The music of Joel Feigin is, I suppose, competently crafted, but it also strikes me a completely unnecessary. He has little to say and says it in, to me, pointless fashion. The same goes for the music of Ruth Schonthal included here. Fortunately her Sonata Breve only lasts six minutes. The Five Improvisations for Piano by Amy Beach (who was referred to in my student days as Mrs. H.H.A. Beach -- or Mrs. Haha Beach to the class clowns) are interesting in that they were composed very late in her life in 1938. I had not realized she lived that long, considering her really to be a 19th-century composer. They are surprisingly modern sounding. They use tone clusters, tinkly meanderings and really do sound like not very admirable improvisations.



But the worst offender here is the music of Gloria Coates. I had known that I probably wouldn't like it because I've heard enough of her orchestral and chamber music to know that she writes avant garde music that tends towards microtonal caterwauling. One can't do microtones on the piano without special tuning and that isn't done in these pieces. But how about the first movement of her Sonata No. 1: Tones in Overtones? It consists of nothing but C's played up and down the keyboard in many combinations which, however crafty, do not erase the notion that the procedure is idiotic first and last. Little more positive can be said for the succeeding movements -- II. Triads and Clusters; III Scales open and closed; IV Tetrachord -- which seem more like gimmicks than music. One notes that III is played with white gloves because it consists primarily of glissandos with the pedal held down.



Recognizing that I am sounding like a troglodyte, I nonetheless cannot do anything but give this whole mess the worst possible rating here at Amazon. Be warned!



Scott Morrison"
A somewhat pointless collection of pieces good and bad
Leonard Bogat | Philadelphia, PA USA | 06/26/2010
(3 out of 5 stars)

"My first reaction to this disc was, why this group of composers? Then I saw that three of them were women composers. Amy Beach was represented on the CD and I want to hear anything of hers. She is an excellent composer whose name, had she been a man, would be a household word. I started with her Five Improvisations (yes, Op 148!). These pieces are not up there with her great works, but they are well composed and charming. OK.



Next, the Sonata No. 1 by Gloria Coates. A good and interesting piece, satisfyingly pianistic, from another prolific woman composer (15 symphonies, 8 string quartets) who has doubtless written some big, dramatic, and important music. Ingeniously composed and more than charming. Getting better.

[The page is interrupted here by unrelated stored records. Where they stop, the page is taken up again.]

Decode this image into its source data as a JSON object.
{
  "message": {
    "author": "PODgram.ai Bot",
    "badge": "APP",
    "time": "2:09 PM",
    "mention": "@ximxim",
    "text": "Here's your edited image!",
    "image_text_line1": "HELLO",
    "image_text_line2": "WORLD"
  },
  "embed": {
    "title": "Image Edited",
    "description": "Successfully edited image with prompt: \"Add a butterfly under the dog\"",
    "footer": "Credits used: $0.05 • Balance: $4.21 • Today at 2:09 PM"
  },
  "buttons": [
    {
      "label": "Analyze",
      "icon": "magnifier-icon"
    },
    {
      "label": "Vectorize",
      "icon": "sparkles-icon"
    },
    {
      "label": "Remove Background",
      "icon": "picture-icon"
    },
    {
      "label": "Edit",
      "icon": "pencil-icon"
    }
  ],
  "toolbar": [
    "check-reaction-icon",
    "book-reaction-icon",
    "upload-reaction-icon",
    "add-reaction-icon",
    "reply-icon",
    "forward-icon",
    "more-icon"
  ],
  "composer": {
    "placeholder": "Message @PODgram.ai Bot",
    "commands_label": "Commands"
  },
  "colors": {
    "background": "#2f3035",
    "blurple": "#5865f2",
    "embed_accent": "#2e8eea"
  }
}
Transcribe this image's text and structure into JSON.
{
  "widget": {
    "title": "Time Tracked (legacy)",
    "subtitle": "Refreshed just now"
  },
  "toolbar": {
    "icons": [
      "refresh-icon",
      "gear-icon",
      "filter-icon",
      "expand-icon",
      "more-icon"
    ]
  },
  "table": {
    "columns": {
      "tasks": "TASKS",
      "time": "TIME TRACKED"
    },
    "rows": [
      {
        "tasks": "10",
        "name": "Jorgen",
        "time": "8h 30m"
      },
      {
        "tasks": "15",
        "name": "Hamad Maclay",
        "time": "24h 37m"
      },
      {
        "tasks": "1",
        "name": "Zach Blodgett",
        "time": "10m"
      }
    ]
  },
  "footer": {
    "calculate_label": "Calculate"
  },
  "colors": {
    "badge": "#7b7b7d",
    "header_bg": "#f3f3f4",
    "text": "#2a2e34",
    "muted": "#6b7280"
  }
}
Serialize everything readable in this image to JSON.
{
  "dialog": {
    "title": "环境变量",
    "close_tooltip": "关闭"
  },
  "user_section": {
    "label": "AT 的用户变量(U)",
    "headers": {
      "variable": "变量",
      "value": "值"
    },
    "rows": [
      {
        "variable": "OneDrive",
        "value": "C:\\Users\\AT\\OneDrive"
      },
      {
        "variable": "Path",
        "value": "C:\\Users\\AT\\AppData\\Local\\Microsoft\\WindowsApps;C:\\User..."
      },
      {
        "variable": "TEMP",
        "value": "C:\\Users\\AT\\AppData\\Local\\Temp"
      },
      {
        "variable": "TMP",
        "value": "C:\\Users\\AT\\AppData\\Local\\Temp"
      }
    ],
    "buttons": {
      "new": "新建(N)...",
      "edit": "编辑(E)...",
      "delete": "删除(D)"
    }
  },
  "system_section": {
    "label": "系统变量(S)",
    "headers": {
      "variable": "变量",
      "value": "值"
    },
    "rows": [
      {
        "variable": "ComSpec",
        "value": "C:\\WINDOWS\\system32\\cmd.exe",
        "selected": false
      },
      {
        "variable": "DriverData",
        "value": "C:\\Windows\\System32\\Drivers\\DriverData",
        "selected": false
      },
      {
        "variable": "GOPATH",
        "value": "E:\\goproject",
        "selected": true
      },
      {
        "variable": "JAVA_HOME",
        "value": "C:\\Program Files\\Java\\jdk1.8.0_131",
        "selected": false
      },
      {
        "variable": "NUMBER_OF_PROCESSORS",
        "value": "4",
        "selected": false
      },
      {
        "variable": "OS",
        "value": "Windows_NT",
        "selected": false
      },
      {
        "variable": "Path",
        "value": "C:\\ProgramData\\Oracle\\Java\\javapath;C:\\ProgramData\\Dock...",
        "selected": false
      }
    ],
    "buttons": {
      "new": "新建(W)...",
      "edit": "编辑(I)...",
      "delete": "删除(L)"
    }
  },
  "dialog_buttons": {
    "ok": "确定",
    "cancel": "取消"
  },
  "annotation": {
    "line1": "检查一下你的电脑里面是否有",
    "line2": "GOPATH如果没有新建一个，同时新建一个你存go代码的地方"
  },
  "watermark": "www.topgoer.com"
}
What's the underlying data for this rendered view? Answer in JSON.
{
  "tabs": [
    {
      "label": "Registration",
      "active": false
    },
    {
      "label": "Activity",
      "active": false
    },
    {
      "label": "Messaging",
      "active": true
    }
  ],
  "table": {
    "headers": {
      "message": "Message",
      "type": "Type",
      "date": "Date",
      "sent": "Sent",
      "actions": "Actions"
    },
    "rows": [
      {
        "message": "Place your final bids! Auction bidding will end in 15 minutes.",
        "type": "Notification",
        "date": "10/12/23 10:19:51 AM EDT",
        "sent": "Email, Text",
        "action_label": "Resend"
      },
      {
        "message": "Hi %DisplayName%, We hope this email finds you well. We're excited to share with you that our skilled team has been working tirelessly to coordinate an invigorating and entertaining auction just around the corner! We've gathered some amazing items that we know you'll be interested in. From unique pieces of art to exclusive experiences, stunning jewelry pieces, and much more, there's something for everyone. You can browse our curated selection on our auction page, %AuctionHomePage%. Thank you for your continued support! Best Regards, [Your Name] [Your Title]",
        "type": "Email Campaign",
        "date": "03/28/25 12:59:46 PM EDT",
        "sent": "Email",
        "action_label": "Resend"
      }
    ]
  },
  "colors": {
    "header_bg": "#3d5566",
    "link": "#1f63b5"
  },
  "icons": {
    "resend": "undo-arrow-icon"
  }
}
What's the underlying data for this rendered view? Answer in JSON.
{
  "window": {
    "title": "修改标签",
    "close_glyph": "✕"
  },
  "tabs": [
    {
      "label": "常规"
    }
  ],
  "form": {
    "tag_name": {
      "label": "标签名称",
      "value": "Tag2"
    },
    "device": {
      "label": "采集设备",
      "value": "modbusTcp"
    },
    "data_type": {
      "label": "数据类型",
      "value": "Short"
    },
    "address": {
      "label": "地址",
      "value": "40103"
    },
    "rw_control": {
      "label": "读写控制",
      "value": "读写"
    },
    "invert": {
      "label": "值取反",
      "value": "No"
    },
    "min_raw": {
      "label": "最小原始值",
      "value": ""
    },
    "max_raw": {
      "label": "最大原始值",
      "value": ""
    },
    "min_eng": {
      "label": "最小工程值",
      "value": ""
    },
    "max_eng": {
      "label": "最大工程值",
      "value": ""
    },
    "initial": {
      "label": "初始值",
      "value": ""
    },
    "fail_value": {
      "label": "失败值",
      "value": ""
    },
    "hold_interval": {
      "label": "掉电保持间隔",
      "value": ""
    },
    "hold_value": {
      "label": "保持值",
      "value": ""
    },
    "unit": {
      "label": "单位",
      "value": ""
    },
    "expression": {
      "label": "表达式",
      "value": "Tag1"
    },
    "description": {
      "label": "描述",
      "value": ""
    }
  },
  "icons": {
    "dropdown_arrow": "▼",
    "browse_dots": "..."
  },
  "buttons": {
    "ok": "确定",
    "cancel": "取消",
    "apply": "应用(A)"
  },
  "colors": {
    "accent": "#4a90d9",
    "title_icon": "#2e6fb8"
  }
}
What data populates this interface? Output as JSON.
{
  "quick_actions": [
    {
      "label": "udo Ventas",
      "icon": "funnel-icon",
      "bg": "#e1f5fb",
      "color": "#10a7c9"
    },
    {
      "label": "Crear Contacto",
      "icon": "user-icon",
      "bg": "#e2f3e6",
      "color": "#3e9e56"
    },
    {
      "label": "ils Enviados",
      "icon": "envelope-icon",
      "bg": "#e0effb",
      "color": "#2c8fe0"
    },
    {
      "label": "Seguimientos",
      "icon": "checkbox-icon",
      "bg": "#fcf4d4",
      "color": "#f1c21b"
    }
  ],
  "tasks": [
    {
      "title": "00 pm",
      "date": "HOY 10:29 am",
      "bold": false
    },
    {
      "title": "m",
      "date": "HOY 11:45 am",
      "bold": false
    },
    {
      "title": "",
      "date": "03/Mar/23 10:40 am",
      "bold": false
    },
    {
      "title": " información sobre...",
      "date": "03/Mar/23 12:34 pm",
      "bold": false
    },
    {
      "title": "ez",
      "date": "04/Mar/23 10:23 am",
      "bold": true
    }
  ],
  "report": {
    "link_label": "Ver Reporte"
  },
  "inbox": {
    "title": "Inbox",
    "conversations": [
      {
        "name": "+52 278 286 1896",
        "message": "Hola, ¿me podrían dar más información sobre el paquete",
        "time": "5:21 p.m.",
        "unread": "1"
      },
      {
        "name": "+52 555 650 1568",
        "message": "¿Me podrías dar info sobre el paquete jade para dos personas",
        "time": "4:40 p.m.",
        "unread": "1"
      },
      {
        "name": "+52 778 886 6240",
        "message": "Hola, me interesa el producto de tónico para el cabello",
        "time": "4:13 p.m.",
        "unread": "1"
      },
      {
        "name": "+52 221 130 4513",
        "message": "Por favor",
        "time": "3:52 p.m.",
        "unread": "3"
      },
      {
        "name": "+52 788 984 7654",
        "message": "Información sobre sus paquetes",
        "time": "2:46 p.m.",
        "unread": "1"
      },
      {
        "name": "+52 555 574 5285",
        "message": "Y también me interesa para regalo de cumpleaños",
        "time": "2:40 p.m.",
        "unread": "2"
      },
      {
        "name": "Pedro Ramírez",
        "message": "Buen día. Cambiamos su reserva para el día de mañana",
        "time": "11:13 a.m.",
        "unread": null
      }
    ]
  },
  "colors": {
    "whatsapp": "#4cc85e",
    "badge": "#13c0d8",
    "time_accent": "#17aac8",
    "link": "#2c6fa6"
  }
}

Then, from Ruth Schonthal, the one movement Sonata Brevis, essentially a formula piece without thrust or content, an inoffensive paint-by-numbers piece that substitutes different styles for colors. Well constructed, and pointless.



The lone male composer on the album is Joel Feigin who is represented here by two compositions, his 1994 "Four Meditations from Dogen" and his 2008 "Variations on empty space" (aptly named). These works did nothing for me and struck me as devoid of even a touch of genuine, well, anything. And I found myself wondering again, why this group of composers?



I have great enthusiasm for the performance of the music of women composers. They have gotten the short end of the stick, no doubt. But for that very reason, the works should be their best. The Coates work is the one really winning piece of the lot. In it she posed interesting challenges to herself and acquitted herself admirably.



I also believe that the music of our time must be played and recorded. The good stuff is as good as that from any of the last 10 centuries, and it has been pitifully ignored in favor of the 43rd recording of - name a work from column A and an 18th or 19th century composer from column B. But again, because of that the really good new music must receive the attention.



I have not mentioned the playing of Ms. Mills because I don't really have much to say about it. She is a capable pianist. Would a pianist of genius have been able to make more of this music than she. I don't know. I hope so.



So I would say, save the Beach for a collection of her work in which these pieces are the weakest of the bunch, put the Coates on a CD of some really great works by Louise Talma and a few other women whose genius should shame us all, send the other two home."